I think using interrupts is going to be the way to go. We are going to have to drop down to PASM2 to do it, which is OK. Digging through the docs for setse# . there isn't much there. It is setting the events configuration and appears to be setting it in the D register. I am sure there is shorthand for experienced assembly folks in there, I just can't make sense of it yet. I suspect that is where the irq gets configured and the waitse# is what gets called/executed based on criteria configured by setse#.
I am going to search the forums for a quick tutorial on P2 interrupts.
Wait, events aren't interrupts. Huh. What are events?
Events are bigger than just interrupts. Page 44 of the P2 documentation gives a lot of information, although it could be fleshed out further.
Selectable events are only 4 of the 15 possible interrupt sources. Page 49 of the P2 documentation gives the full list of interrupt sources.

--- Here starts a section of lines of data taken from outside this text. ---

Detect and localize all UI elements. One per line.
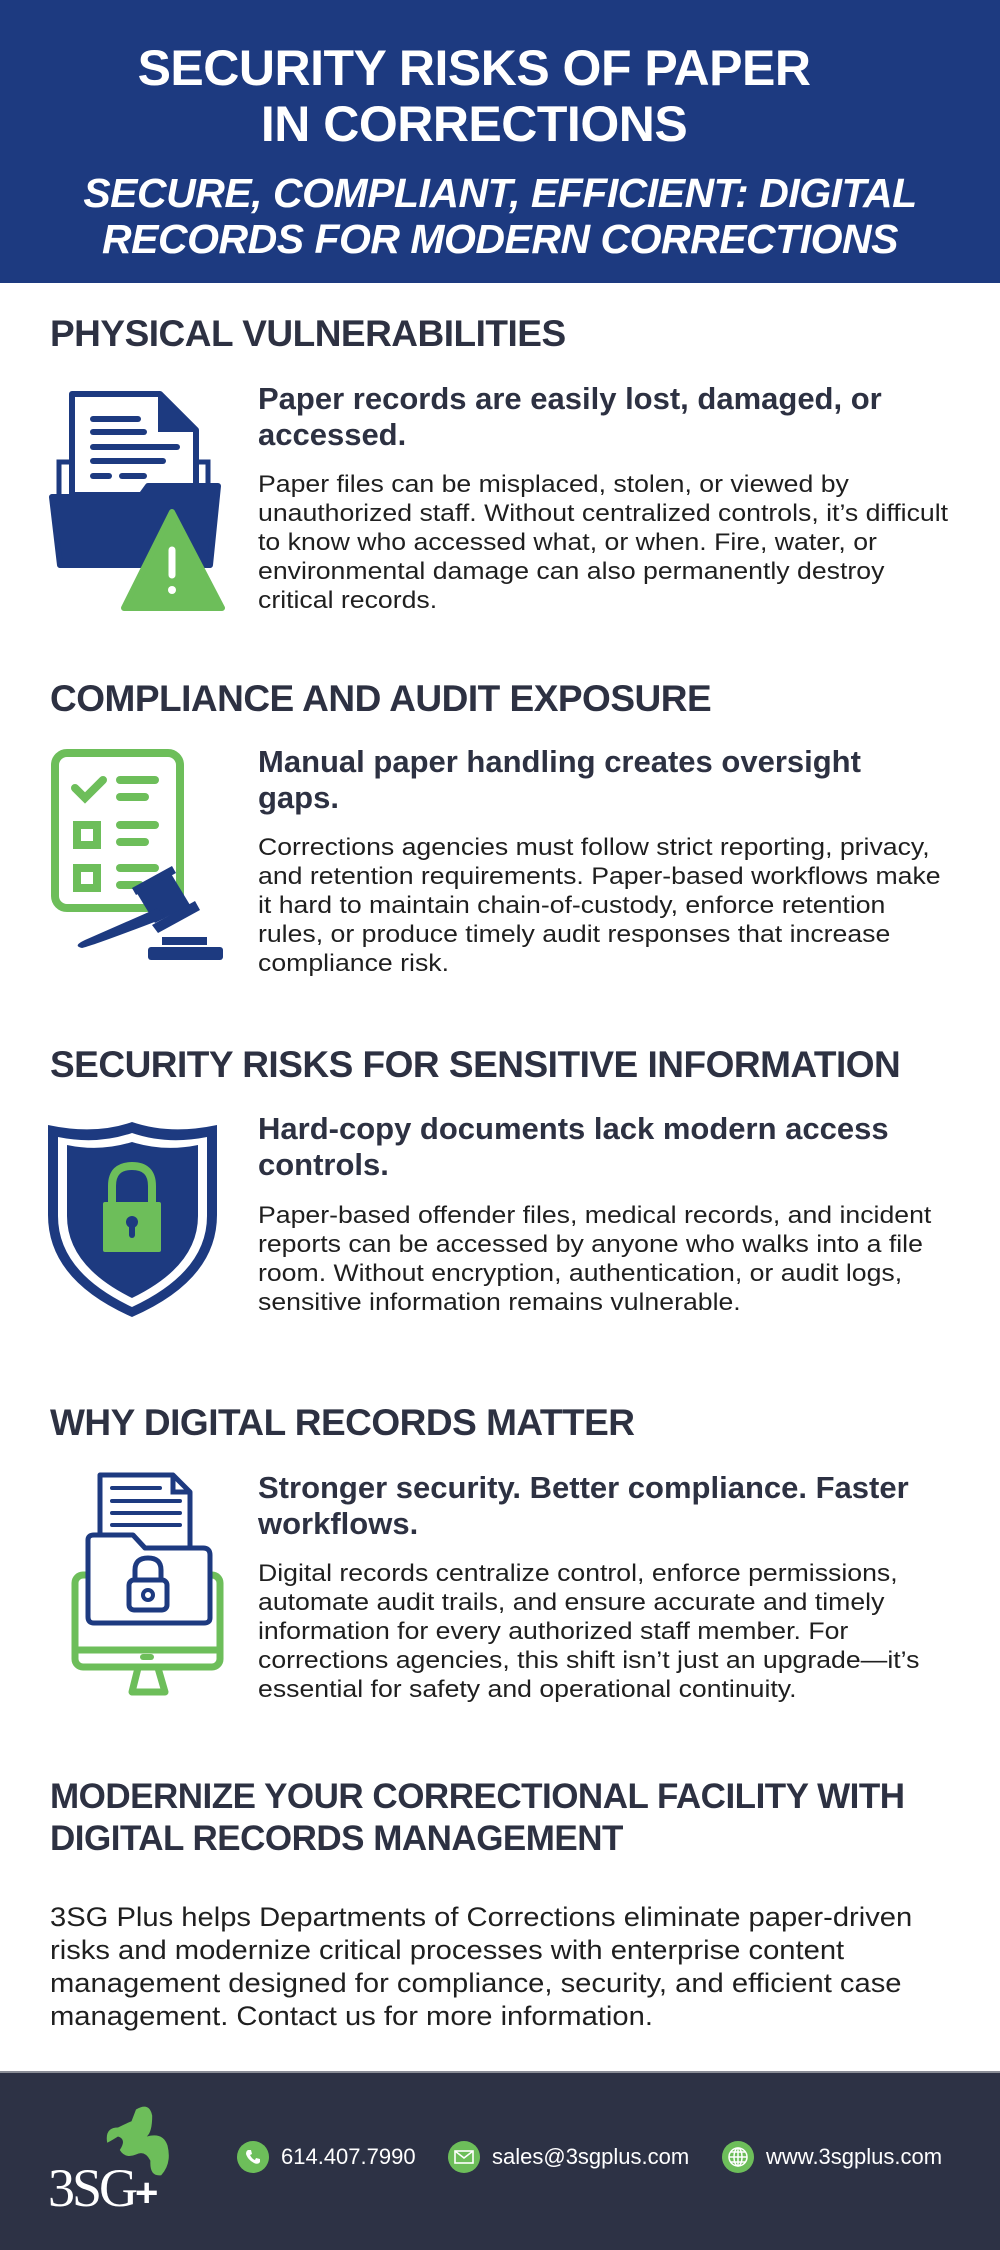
heading: compliance: COMPLIANCE AND AUDIT EXPOSURE [50,678,711,719]
body: modernize: management. Contact us for more information. [50,2001,653,2031]
heading: security: SECURITY RISKS FOR SENSITIVE INFORMATION [50,1044,900,1085]
body: compliance: it hard to maintain chain-of-custody, enforce retention [258,892,885,919]
icon: shield with padlock [48,1122,217,1317]
body: security: reports can be accessed by anyone who walks into a file [258,1231,923,1258]
subhead: why digital: Stronger security. Better compliance. Faster [258,1470,909,1505]
contact: website: www.3sgplus.com [766,2144,942,2169]
body: modernize [50,1902,912,2031]
body: physical: Paper files can be misplaced, stolen, or viewed by [258,471,849,498]
body: modernize: management designed for compliance, security, and efficient case [50,1968,902,1998]
body: security: sensitive information remains vulnerable. [258,1289,741,1316]
header banner [0,0,1000,283]
body: compliance: and retention requirements. Paper-based workflows make [258,863,941,890]
subhead: physical: accessed. [258,417,406,452]
subhead: compliance: Manual paper handling creates oversight [258,744,861,779]
title: SECURITY RISKS OF PAPER [138,40,810,96]
heading: physical vulnerabilities: PHYSICAL VULNERABILITIES [50,313,566,354]
icon: monitor with secure folder [72,1472,224,1696]
title [138,40,810,152]
body: modernize: risks and modernize critical processes with enterprise content [50,1935,844,1965]
body: why digital: essential for safety and operational continuity. [258,1676,797,1703]
heading: why digital: WHY DIGITAL RECORDS MATTER [50,1402,634,1443]
subhead: why digital [258,1470,909,1541]
contact: website [722,2141,942,2173]
logo: 3SG+ [48,2106,169,2218]
body: compliance: compliance risk. [258,950,449,977]
body: why digital [258,1560,919,1703]
body: why digital: information for every authorized staff member. For [258,1618,848,1645]
contact: email [448,2141,689,2173]
body: modernize: 3SG Plus helps Departments of Corrections eliminate paper-driven [50,1902,912,1932]
subtitle: SECURE, COMPLIANT, EFFICIENT: DIGITAL [83,170,917,216]
contact: email: sales@3sgplus.com [492,2144,689,2169]
heading: modernize [50,1777,905,1858]
body: why digital: Digital records centralize control, enforce permissions, [258,1560,898,1587]
body: compliance [258,834,941,977]
subtitle [83,170,917,262]
body: physical [258,471,948,614]
body: physical: environmental damage can also permanently destroy [258,558,884,585]
body: physical: to know who accessed what, or when. Fire, water, or [258,529,877,556]
body: why digital: automate audit trails, and ensure accurate and timely [258,1589,884,1616]
icon: checklist with gavel [51,749,223,960]
body: compliance: Corrections agencies must follow strict reporting, privacy, [258,834,930,861]
contact: phone: 614.407.7990 [281,2144,416,2169]
logo: 3SG+: 3SG+ [48,2158,155,2218]
body: physical: unauthorized staff. Without centralized controls, it’s difficult [258,500,948,527]
footer [0,2071,1000,2250]
subhead: security [258,1111,889,1182]
subtitle: RECORDS FOR MODERN CORRECTIONS [102,216,898,262]
body: physical: critical records. [258,587,437,614]
body: compliance: rules, or produce timely audit responses that increase [258,921,890,948]
subhead: physical: Paper records are easily lost, damaged, or [258,381,882,416]
subhead: compliance: gaps. [258,780,339,815]
body: security [258,1202,932,1316]
contact: phone [237,2141,416,2173]
body: security: Paper-based offender files, medical records, and incident [258,1202,931,1229]
heading: modernize: MODERNIZE YOUR CORRECTIONAL FACILITY WITH [50,1777,905,1816]
subhead: physical [258,381,882,452]
title: IN CORRECTIONS [261,96,687,152]
subhead: why digital: workflows. [258,1506,418,1541]
icon: folder with warning [49,391,225,611]
subhead: compliance [258,744,861,815]
subhead: security: controls. [258,1147,389,1182]
body: why digital: corrections agencies, this shift isn’t just an upgrade—it’s [258,1647,919,1674]
subhead: security: Hard-copy documents lack modern access [258,1111,889,1146]
heading: modernize: DIGITAL RECORDS MANAGEMENT [50,1819,623,1858]
body: security: room. Without encryption, authentication, or audit logs, [258,1260,902,1287]
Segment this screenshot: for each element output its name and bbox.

Interrupts suffer latency in responding that is dependent on what code is executing at present as some operations inherently stall interrupts. The Interrupt is set up by setting the relevant interrupt jump vector location and executing a SETINT.
WAITSE# is for waiting for the Selectable event flags (instead of interrupts) and allows essentially instant response to the event, without any interrupt latency, but stalls all other processing.
POLLSE#, as the name suggests, allows polling of the event flags. This gives periodic response windows without interrupt latency and allowing other processing in the cog. The gap between polling events can be controlled by the programmer adding extra polling events in longer loops.
JSE# and JNSE#, cause branches when the event has (or hasn't) occurred.
For a situation where an output bus must be released by a known time after an external event, you could
1. Wait for the external event trigger (WAITSE 1, 2, 3, or 4 or WAITINT 1, 2, or 3 if a pattern match is required)
2. Calculate and set the bus clearance timer (ADDCT 1, 2, or 3) (deterministic)
3. Calculate the response value (possibly non-deterministic)
4. Drive the response to the bus
5. Wait for time-out (WAITCT 1, 2, or 3) and clear bus (deterministic bus clearing)
Interrupts triggered by events!
They are all local to the cog too. So you can have multiple cogs responding to different, or the same event.